The good news comes from an unlikely source, the United States Senate.  Sen. Roger Wicker (R-Miss.) has introduced an amendment to the Department of Transportation (DOT) and Department of Housing and Urban Development (HUD) appropriations bill, aka the THUD appropriations bill, that would prevent DOT and HUD from using LEED to certify the projects they fund.
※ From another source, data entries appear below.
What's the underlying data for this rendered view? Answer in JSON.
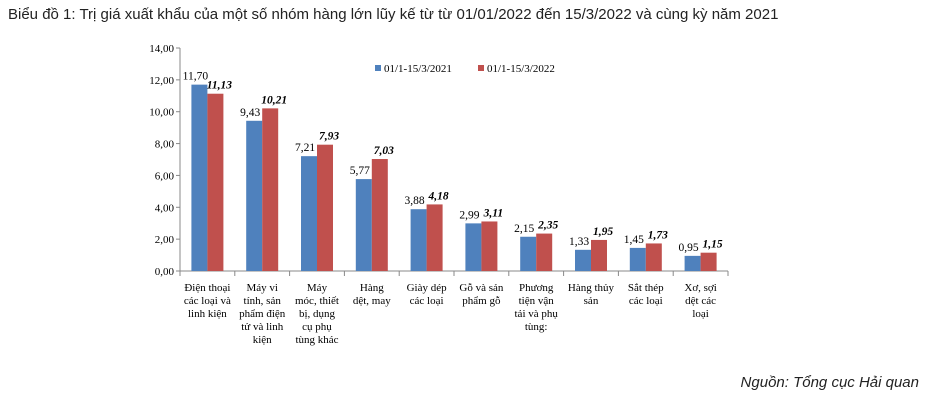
{
  "title": "Biểu đồ 1: Trị giá xuất khẩu của một số nhóm hàng lớn lũy kế từ từ 01/01/2022 đến 15/3/2022 và cùng kỳ năm 2021",
  "source": "Nguồn: Tổng cục Hải quan",
  "chart_data": {
    "type": "bar",
    "categories": [
      [
        "Điện thoại",
        "các loại và",
        "linh kiện"
      ],
      [
        "Máy vi",
        "tính, sản",
        "phẩm điện",
        "tử và linh",
        "kiện"
      ],
      [
        "Máy",
        "móc, thiết",
        "bị, dụng",
        "cụ phụ",
        "tùng khác"
      ],
      [
        "Hàng",
        "dệt, may"
      ],
      [
        "Giày dép",
        "các loại"
      ],
      [
        "Gỗ và sản",
        "phẩm gỗ"
      ],
      [
        "Phương",
        "tiện vận",
        "tải và phụ",
        "tùng:"
      ],
      [
        "Hàng thủy",
        "sản"
      ],
      [
        "Sắt thép",
        "các loại"
      ],
      [
        "Xơ, sợi",
        "dệt các",
        "loại"
      ]
    ],
    "series": [
      {
        "name": "01/1-15/3/2021",
        "color": "#4f81bd",
        "values": [
          11.7,
          9.43,
          7.21,
          5.77,
          3.88,
          2.99,
          2.15,
          1.33,
          1.45,
          0.95
        ],
        "labels": [
          "11,70",
          "9,43",
          "7,21",
          "5,77",
          "3,88",
          "2,99",
          "2,15",
          "1,33",
          "1,45",
          "0,95"
        ]
      },
      {
        "name": "01/1-15/3/2022",
        "color": "#c0504d",
        "values": [
          11.13,
          10.21,
          7.93,
          7.03,
          4.18,
          3.11,
          2.35,
          1.95,
          1.73,
          1.15
        ],
        "labels": [
          "11,13",
          "10,21",
          "7,93",
          "7,03",
          "4,18",
          "3,11",
          "2,35",
          "1,95",
          "1,73",
          "1,15"
        ]
      }
    ],
    "yticks": [
      "0,00",
      "2,00",
      "4,00",
      "6,00",
      "8,00",
      "10,00",
      "12,00",
      "14,00"
    ],
    "ylim": [
      0,
      14
    ],
    "legend_position": "top-right",
    "grid": false
  }
}
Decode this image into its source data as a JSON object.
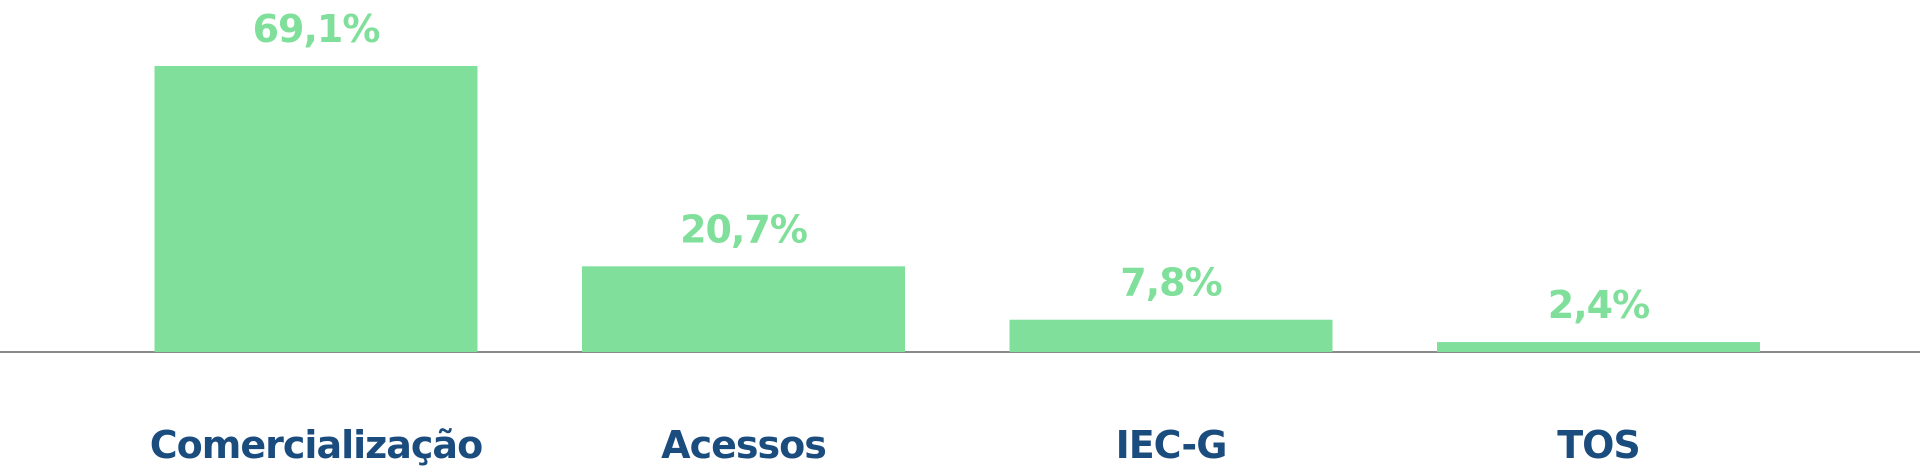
{
  "chart_data": {
    "type": "bar",
    "categories": [
      "Comercialização",
      "Acessos",
      "IEC-G",
      "TOS"
    ],
    "values": [
      69.1,
      20.7,
      7.8,
      2.4
    ],
    "value_labels": [
      "69,1%",
      "20,7%",
      "7,8%",
      "2,4%"
    ],
    "title": "",
    "xlabel": "",
    "ylabel": "",
    "ylim": [
      0,
      69.1
    ],
    "grid": false,
    "legend": "none"
  },
  "colors": {
    "bar": "#80df9b",
    "value_label": "#80df9b",
    "category_label": "#1b4c7e",
    "baseline": "#8a8a8a"
  }
}
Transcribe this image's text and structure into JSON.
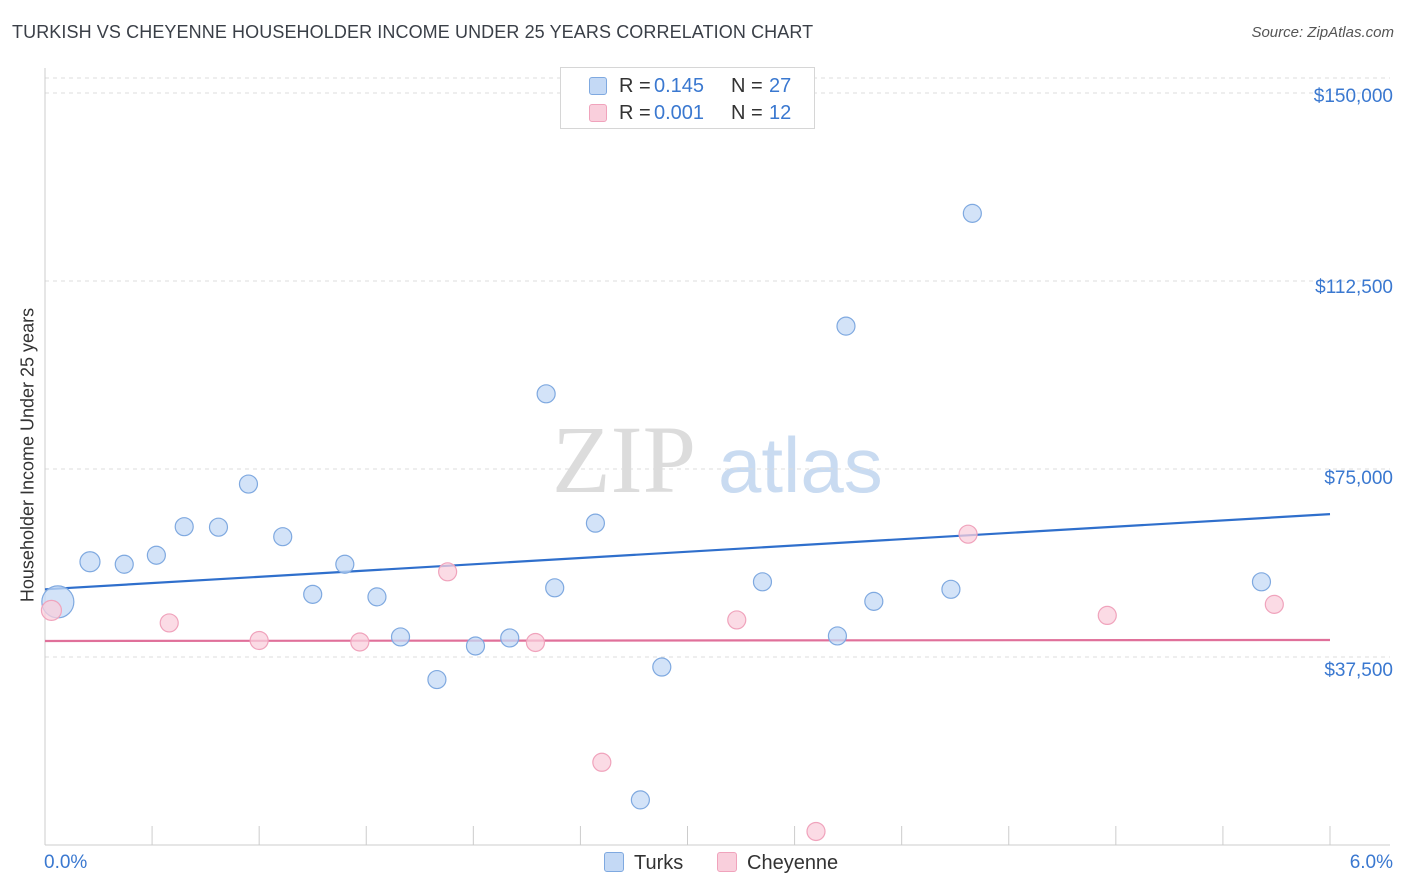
{
  "title": "TURKISH VS CHEYENNE HOUSEHOLDER INCOME UNDER 25 YEARS CORRELATION CHART",
  "source": "Source: ZipAtlas.com",
  "watermark": {
    "zip": "ZIP",
    "atlas": "atlas"
  },
  "legend_top": [
    {
      "label": "R =",
      "r": "0.145",
      "n_label": "N =",
      "n": "27"
    },
    {
      "label": "R =",
      "r": "0.001",
      "n_label": "N =",
      "n": "12"
    }
  ],
  "chart_data": {
    "type": "scatter",
    "title": "TURKISH VS CHEYENNE HOUSEHOLDER INCOME UNDER 25 YEARS CORRELATION CHART",
    "xlabel": "",
    "ylabel": "Householder Income Under 25 years",
    "xlim": [
      0,
      6
    ],
    "ylim": [
      0,
      153000
    ],
    "x_tick_labels": [
      "0.0%",
      "6.0%"
    ],
    "y_ticks": [
      37500,
      75000,
      112500,
      150000
    ],
    "y_tick_labels": [
      "$37,500",
      "$75,000",
      "$112,500",
      "$150,000"
    ],
    "colors": {
      "turks": "#7fa9e0",
      "turks_line": "#2f6fcc",
      "cheyenne": "#f0a3bc",
      "cheyenne_line": "#e0709a"
    },
    "series": [
      {
        "name": "Turks",
        "r": 0.145,
        "n": 27,
        "trend": [
          [
            0,
            51000
          ],
          [
            6,
            66000
          ]
        ],
        "points": [
          [
            0.06,
            48500,
            16
          ],
          [
            0.21,
            56500,
            10
          ],
          [
            0.37,
            56000,
            9
          ],
          [
            0.52,
            57800,
            9
          ],
          [
            0.65,
            63500,
            9
          ],
          [
            0.81,
            63400,
            9
          ],
          [
            0.95,
            72000,
            9
          ],
          [
            1.11,
            61500,
            9
          ],
          [
            1.25,
            50000,
            9
          ],
          [
            1.4,
            56000,
            9
          ],
          [
            1.55,
            49500,
            9
          ],
          [
            1.66,
            41500,
            9
          ],
          [
            1.83,
            33000,
            9
          ],
          [
            2.01,
            39700,
            9
          ],
          [
            2.17,
            41300,
            9
          ],
          [
            2.34,
            90000,
            9
          ],
          [
            2.38,
            51300,
            9
          ],
          [
            2.57,
            64200,
            9
          ],
          [
            2.78,
            9000,
            9
          ],
          [
            2.88,
            35500,
            9
          ],
          [
            3.35,
            52500,
            9
          ],
          [
            3.7,
            41700,
            9
          ],
          [
            3.74,
            103500,
            9
          ],
          [
            3.87,
            48600,
            9
          ],
          [
            4.23,
            51000,
            9
          ],
          [
            4.33,
            126000,
            9
          ],
          [
            5.68,
            52500,
            9
          ]
        ]
      },
      {
        "name": "Cheyenne",
        "r": 0.001,
        "n": 12,
        "trend": [
          [
            0,
            40700
          ],
          [
            6,
            40900
          ]
        ],
        "points": [
          [
            0.03,
            46800,
            10
          ],
          [
            0.58,
            44300,
            9
          ],
          [
            1.0,
            40800,
            9
          ],
          [
            1.47,
            40500,
            9
          ],
          [
            1.88,
            54500,
            9
          ],
          [
            2.29,
            40400,
            9
          ],
          [
            2.6,
            16500,
            9
          ],
          [
            3.23,
            44900,
            9
          ],
          [
            3.6,
            2700,
            9
          ],
          [
            4.31,
            62000,
            9
          ],
          [
            4.96,
            45800,
            9
          ],
          [
            5.74,
            48000,
            9
          ]
        ]
      }
    ]
  }
}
According to a report by Energy And Environment Daily on the Wicker amendment,  “Wicker’s amendment is seen as an effort to rein in the use of Leadership in Energy and Environmental Design, or LEED, standards to certify federal building projects.”  The article went on to say that, “The U.S. Green Building Council earlier this month announced that its members had approved the fourth version of LEED. But the certification system has faced criticism from some industries that say it penalizes the use of certain types of building materials… Wicker’s amendment would bar DOT and HUD from funding projects requiring the use of any building certification system that is not ‘based on voluntary consensus standards’ developed through the American National Standards Institute (ANSI) process. And any standard could only exclude ‘a building material if the exclusion is well-founded and based on robust scientific data and risk assessment principles.’”  Sounds like some commonsense.

As TPA has written throughout its coverage of LEED, there is concern that a private, non-science based non-profit organizations like the USGBC is involved in creating environmental standards that are then relied upon to dictate government policies and in turn cost taxpayers millions of dollars. The Wicker amendment is a step in the right direction and TPA (and all taxpayers) should applaud Sen. Wicker for his efforts. TPA will continue to monitor all legislative developments with LEED.